As part of the Curator's Choice series, I asked Elizabeth Goring – who was recommended to me, but whom I didn't know – to talk about her favorite piece. Since then I have spoken to her several times and have found that she brings an slightly different perspective to her love of jewelry. Usually a curator will respond with a piece from their museum's collection but Elizabeth had recently retired from her position at the National Museums of Scotland and so she reponds with a story about a piece she owns. Her connection to the study of archelogy is crucial to the story – and might just demonstrate a crucial link between that practice and comtemporary jewelry itself.
All objects can tell stories to those prepared to listen; jewels, by their very nature, are perhaps able to relate the most personal. The story of the piece I have chosen from my own collection of jewelry is one of a gift, given in friendship and returned in friendship – with an extraordinary level of interest.

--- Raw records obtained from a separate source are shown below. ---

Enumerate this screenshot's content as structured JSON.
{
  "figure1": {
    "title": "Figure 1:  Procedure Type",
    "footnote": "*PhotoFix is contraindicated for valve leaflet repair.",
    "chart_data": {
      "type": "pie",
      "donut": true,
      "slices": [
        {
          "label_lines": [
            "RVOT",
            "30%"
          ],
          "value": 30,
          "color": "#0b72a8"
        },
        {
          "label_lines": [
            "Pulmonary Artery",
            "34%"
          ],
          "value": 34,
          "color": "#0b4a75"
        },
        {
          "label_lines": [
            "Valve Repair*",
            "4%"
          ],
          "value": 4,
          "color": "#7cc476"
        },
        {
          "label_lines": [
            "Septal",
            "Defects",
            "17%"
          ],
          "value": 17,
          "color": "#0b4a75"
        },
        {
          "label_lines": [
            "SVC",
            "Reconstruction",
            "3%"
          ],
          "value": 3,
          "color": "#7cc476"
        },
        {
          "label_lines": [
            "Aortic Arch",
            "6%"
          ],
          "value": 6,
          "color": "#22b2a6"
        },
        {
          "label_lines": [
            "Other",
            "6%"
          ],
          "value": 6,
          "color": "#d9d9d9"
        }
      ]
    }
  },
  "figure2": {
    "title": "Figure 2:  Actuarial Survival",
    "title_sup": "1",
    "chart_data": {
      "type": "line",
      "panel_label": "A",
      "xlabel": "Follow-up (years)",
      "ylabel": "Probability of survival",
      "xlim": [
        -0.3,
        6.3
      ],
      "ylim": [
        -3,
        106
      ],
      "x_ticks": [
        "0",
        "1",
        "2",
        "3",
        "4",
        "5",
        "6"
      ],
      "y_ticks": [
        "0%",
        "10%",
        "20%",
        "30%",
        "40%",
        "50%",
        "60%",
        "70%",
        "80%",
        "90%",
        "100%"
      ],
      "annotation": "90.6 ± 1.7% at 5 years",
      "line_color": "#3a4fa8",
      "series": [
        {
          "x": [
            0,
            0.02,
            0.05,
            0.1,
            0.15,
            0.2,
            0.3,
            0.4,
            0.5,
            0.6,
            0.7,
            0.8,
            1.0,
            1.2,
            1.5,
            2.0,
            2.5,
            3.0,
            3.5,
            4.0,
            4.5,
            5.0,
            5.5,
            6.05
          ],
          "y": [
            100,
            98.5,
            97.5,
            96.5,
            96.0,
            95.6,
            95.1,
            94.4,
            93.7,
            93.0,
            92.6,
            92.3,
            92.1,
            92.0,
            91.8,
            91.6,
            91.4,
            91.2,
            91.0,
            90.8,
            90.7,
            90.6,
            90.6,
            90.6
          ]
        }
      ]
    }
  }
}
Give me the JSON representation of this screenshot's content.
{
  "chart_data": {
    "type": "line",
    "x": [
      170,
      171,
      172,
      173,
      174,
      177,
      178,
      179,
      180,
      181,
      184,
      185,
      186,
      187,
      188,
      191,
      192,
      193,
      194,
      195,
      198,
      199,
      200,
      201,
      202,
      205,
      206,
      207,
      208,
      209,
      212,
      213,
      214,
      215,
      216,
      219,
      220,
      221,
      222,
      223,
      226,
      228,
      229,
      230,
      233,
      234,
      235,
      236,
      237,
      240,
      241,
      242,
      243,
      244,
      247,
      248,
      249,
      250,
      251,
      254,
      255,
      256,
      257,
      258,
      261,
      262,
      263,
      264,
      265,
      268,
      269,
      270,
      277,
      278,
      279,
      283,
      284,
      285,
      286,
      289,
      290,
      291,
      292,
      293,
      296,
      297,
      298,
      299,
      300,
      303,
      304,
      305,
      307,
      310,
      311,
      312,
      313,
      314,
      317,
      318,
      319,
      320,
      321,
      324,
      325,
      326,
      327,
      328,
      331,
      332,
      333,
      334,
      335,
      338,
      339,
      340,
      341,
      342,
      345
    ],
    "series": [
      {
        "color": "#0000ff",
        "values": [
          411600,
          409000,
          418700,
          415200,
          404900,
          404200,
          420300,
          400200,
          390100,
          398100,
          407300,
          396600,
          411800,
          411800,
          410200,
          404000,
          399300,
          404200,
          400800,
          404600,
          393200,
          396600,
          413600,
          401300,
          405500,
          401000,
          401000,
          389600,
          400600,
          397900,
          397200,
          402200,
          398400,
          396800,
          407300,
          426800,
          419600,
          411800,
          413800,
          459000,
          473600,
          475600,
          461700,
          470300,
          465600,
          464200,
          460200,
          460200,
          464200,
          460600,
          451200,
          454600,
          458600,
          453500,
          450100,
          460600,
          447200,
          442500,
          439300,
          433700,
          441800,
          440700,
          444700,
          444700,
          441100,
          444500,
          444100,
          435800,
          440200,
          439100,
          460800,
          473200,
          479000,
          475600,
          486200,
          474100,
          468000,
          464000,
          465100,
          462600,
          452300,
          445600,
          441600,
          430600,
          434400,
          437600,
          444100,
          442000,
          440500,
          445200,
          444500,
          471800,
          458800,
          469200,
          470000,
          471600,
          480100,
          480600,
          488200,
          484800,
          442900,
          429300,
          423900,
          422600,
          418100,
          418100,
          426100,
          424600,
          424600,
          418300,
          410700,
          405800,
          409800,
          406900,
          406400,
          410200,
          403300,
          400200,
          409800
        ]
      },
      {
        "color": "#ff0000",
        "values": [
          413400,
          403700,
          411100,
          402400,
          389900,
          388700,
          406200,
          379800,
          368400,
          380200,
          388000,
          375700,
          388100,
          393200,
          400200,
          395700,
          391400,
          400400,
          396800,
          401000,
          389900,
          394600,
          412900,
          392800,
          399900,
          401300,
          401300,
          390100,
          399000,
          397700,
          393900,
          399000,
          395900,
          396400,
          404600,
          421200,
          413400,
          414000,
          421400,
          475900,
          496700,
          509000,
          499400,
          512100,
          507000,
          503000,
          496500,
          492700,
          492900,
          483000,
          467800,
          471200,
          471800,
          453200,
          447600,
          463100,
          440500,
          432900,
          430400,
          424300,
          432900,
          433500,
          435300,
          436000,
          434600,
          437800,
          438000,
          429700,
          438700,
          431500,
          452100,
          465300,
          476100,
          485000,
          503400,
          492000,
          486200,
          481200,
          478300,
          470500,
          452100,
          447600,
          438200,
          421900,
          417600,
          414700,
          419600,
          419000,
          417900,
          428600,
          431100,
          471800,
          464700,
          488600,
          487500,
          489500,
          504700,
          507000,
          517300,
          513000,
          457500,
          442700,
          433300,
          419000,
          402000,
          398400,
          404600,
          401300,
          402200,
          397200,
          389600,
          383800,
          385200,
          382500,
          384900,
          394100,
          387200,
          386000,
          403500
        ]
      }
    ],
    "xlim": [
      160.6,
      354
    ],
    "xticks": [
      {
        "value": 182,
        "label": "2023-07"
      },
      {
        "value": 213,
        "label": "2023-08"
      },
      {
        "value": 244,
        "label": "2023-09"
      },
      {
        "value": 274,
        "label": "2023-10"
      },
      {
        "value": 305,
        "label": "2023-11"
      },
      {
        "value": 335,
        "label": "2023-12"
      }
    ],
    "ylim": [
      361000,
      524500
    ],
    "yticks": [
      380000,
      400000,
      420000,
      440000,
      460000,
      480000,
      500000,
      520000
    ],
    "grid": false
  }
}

My professional life has combined two parallel but interwoven strands. Many people know me as a contemporary jewelry specialist. I was Curator of Modern Jewelry at the National Museums of Scotland for more than twenty years, where I built a major international public collection. But I am also an archaeologist and I simultaneously held the post of Curator of Mediterranean Archaeology at the same museum. The two strands are interlinked by a passionate interest in the making and purpose of jewelry.